The G20 Taskforce on Employment was established in 2011 to serve as a focal point for dialogue and information sharing on employment issues. The Taskforce is to deliver recommendations to G20 Labour and Employment Ministers on boosting jobs and participation, preventing structural unemployment – with a focus on long-term unemployment and policies to support youth – and better quality jobs.
The meeting in Paris highlighted, among other things, the problem of skills mis-matching . As pointed out by Fons Leroy, Director-General of the Flemish public employment service VDAB who also represented WAPES, even when unemployment is high there are substantial skills shortages and a rising number of unfilled vacancies. A special challenge is the global phenomenon of job-seekers being over-educated but under-skilled for the jobs that are in demand in the labour market. Besides, the skills that employers do demand are not necessarily covered in today’s system of classifications and qualifications, making good matching more difficult.

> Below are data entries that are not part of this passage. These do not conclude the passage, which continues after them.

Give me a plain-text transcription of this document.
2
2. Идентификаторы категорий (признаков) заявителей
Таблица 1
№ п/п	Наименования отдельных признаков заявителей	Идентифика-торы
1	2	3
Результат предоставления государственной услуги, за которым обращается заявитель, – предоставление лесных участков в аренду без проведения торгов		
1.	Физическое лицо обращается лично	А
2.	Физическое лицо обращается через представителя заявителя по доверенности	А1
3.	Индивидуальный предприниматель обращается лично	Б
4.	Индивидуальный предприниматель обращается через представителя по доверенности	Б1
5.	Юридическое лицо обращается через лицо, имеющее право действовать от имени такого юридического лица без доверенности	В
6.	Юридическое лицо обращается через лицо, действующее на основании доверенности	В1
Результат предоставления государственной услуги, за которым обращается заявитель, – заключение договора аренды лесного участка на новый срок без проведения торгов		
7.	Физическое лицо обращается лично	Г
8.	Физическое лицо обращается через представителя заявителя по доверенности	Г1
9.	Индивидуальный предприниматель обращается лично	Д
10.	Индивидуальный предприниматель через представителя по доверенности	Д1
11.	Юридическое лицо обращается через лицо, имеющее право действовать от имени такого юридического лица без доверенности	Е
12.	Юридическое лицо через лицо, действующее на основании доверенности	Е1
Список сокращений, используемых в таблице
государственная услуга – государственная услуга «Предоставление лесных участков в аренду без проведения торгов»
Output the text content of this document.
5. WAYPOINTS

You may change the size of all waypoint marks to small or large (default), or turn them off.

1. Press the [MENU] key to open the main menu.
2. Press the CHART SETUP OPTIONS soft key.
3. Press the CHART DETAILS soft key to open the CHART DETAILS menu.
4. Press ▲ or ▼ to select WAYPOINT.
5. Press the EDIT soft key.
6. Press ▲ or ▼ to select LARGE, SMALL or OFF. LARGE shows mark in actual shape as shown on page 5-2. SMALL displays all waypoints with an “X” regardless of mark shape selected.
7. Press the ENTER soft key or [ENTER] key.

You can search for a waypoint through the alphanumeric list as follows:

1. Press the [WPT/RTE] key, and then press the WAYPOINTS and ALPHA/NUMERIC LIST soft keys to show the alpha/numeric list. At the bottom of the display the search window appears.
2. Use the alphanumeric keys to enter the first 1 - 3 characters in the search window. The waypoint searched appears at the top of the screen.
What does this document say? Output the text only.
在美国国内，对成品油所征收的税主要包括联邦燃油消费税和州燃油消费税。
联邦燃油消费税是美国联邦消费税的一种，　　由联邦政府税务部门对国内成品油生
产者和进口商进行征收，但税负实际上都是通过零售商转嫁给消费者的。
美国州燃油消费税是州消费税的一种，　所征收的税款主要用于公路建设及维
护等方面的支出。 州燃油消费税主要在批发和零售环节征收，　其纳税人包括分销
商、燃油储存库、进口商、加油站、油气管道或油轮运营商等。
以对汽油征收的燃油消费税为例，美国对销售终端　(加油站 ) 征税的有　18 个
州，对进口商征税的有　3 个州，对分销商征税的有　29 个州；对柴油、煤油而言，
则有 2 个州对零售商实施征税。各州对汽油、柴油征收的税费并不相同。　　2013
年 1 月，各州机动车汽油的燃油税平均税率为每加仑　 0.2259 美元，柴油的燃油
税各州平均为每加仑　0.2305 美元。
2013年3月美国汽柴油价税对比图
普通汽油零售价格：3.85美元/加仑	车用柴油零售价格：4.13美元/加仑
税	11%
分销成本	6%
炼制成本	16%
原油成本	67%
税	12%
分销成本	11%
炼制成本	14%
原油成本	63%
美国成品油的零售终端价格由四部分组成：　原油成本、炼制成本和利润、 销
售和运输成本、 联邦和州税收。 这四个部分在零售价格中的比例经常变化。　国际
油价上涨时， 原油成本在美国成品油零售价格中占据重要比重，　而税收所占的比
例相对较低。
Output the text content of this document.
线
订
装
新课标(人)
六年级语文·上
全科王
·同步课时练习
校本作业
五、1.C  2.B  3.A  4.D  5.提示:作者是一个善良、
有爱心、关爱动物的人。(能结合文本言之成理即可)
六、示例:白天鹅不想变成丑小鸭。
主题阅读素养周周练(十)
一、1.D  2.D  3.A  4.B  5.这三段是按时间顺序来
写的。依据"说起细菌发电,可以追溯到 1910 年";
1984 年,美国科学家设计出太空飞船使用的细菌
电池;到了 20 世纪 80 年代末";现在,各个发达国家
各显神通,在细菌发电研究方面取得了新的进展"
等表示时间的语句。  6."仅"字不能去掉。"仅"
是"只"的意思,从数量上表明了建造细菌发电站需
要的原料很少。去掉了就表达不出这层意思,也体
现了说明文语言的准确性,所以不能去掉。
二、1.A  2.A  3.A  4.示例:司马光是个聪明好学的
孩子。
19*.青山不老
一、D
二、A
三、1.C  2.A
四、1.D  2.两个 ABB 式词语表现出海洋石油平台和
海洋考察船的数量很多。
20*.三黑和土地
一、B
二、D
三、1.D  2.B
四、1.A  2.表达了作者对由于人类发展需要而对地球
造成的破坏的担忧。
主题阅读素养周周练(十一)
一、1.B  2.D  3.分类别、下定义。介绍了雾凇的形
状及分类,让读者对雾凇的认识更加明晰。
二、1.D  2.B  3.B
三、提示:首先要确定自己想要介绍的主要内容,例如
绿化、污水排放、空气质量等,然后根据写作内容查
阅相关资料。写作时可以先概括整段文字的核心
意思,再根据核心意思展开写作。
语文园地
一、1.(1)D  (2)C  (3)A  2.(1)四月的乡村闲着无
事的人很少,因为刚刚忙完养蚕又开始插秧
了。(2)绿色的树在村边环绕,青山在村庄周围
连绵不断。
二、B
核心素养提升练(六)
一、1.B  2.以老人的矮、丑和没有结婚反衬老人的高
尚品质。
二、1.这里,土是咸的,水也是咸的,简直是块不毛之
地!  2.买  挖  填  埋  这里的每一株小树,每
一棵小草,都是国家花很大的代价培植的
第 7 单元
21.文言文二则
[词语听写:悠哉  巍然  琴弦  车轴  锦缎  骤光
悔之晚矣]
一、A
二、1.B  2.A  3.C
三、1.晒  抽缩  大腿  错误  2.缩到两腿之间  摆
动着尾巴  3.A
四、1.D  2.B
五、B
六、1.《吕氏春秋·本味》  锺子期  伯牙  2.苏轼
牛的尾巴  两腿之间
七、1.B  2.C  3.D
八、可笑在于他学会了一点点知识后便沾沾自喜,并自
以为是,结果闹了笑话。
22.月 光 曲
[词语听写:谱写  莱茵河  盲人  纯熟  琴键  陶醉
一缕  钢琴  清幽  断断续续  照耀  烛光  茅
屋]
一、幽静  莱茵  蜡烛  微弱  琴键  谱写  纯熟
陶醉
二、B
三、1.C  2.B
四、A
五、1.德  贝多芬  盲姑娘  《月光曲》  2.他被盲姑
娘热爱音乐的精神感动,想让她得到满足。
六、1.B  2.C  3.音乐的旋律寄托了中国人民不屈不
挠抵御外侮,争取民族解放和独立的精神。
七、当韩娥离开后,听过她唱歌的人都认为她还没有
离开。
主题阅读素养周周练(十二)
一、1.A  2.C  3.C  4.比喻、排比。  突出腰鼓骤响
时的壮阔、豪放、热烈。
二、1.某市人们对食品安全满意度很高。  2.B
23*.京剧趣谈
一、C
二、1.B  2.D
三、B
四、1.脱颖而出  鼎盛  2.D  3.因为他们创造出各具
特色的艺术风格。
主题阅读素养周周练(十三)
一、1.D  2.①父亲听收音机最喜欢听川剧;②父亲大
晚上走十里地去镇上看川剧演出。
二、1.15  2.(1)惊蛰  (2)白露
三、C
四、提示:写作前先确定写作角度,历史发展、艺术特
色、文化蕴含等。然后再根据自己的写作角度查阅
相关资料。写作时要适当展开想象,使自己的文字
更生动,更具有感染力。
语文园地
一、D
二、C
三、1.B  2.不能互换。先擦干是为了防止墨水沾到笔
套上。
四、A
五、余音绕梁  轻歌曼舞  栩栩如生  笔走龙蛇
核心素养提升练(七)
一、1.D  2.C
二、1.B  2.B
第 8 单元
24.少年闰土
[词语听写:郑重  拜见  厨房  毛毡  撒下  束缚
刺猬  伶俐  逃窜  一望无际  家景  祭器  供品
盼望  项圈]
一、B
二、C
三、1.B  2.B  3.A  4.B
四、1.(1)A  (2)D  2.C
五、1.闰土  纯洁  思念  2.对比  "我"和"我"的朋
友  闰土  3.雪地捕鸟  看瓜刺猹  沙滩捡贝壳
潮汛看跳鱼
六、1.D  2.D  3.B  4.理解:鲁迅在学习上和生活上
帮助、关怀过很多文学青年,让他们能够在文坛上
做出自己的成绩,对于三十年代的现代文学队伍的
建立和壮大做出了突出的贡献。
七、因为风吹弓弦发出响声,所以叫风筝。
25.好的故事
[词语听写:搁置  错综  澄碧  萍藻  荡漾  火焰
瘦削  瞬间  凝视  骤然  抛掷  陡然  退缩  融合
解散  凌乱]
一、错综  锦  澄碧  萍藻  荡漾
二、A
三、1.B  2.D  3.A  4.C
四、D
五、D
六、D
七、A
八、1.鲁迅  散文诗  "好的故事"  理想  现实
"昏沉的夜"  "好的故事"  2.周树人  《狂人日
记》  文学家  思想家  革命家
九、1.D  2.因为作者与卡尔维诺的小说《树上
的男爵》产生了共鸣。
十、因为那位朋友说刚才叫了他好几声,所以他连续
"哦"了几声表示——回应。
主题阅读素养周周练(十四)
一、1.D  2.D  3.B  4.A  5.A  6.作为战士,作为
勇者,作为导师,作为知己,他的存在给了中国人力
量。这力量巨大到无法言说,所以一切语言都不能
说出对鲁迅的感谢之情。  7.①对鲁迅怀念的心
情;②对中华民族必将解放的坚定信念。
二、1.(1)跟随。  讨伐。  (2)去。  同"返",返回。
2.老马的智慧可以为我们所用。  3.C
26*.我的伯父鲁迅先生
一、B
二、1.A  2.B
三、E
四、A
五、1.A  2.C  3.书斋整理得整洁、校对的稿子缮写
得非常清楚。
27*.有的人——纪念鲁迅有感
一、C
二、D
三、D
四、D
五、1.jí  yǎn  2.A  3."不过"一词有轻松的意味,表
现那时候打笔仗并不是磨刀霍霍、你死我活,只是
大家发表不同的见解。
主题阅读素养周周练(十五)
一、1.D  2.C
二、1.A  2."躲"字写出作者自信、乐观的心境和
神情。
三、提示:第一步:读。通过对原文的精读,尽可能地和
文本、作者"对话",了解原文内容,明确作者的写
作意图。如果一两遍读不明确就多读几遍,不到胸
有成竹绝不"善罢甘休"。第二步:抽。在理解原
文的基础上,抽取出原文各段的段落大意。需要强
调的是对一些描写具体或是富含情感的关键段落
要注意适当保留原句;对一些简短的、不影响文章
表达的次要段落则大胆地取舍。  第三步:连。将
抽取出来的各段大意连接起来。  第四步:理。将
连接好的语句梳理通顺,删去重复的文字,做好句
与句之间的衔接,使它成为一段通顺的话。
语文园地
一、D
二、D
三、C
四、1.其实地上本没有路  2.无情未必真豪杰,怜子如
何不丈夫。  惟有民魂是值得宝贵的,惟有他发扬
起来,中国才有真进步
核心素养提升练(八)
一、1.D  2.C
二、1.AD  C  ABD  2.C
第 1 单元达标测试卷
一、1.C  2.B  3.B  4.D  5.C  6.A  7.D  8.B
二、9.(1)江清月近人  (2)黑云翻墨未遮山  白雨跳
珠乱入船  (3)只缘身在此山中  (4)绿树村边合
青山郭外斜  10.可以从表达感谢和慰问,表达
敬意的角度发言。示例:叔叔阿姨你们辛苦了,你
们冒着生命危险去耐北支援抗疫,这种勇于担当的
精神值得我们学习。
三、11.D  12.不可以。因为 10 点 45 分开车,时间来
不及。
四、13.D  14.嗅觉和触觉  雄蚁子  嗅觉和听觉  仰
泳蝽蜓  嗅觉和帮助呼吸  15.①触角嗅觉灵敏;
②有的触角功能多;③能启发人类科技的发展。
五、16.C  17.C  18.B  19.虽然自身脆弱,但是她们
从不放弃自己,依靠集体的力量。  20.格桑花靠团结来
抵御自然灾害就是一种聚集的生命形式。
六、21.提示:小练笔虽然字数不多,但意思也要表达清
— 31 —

- It is of course very important to develop tools to better capture all relevant skills and competences, Elisabet Arp said, pointing out that developing a common framework for how to define and use skills in the matching process would be a big step forward.
Both she and Fons Leroy stressed the important role of the public employment services when labour markets become both more complex and insecure, and when people have to change careers more often. Fons Leroy gave several examples of what the public employment services can do:
- In the Flemish region of Belgium, job-seekers and employees can build skills portfolios that present the skills they have acquired on the job, at school or during their free time. Registered skills and competences are taken into account by the matching engine of VDAB.
- The public employment services can build bridges between education and employment, by providing platforms for schools, vocational training institutions, municipalities, employers’ organisations and companies to achieve synergies in expertise, target audience and infrastructure.
- The public employment services can offer career guidance services: as neutral information brokers, they can provide insights about skills needs and trends.
Cooperation between various stakeholders and among the public employment services themselves are important, they both agreed.
- All relevant stakeholders should be involved to temper skills mismatch and allow all citizens to develop their talent to the utmost, Fons Leroy said.
- The constant and continuous change require agile public employment services, and it is necessary for us to exchange experiences and to cooperate in new ways. WAPES is a good forum for that, Elisabet Arp said.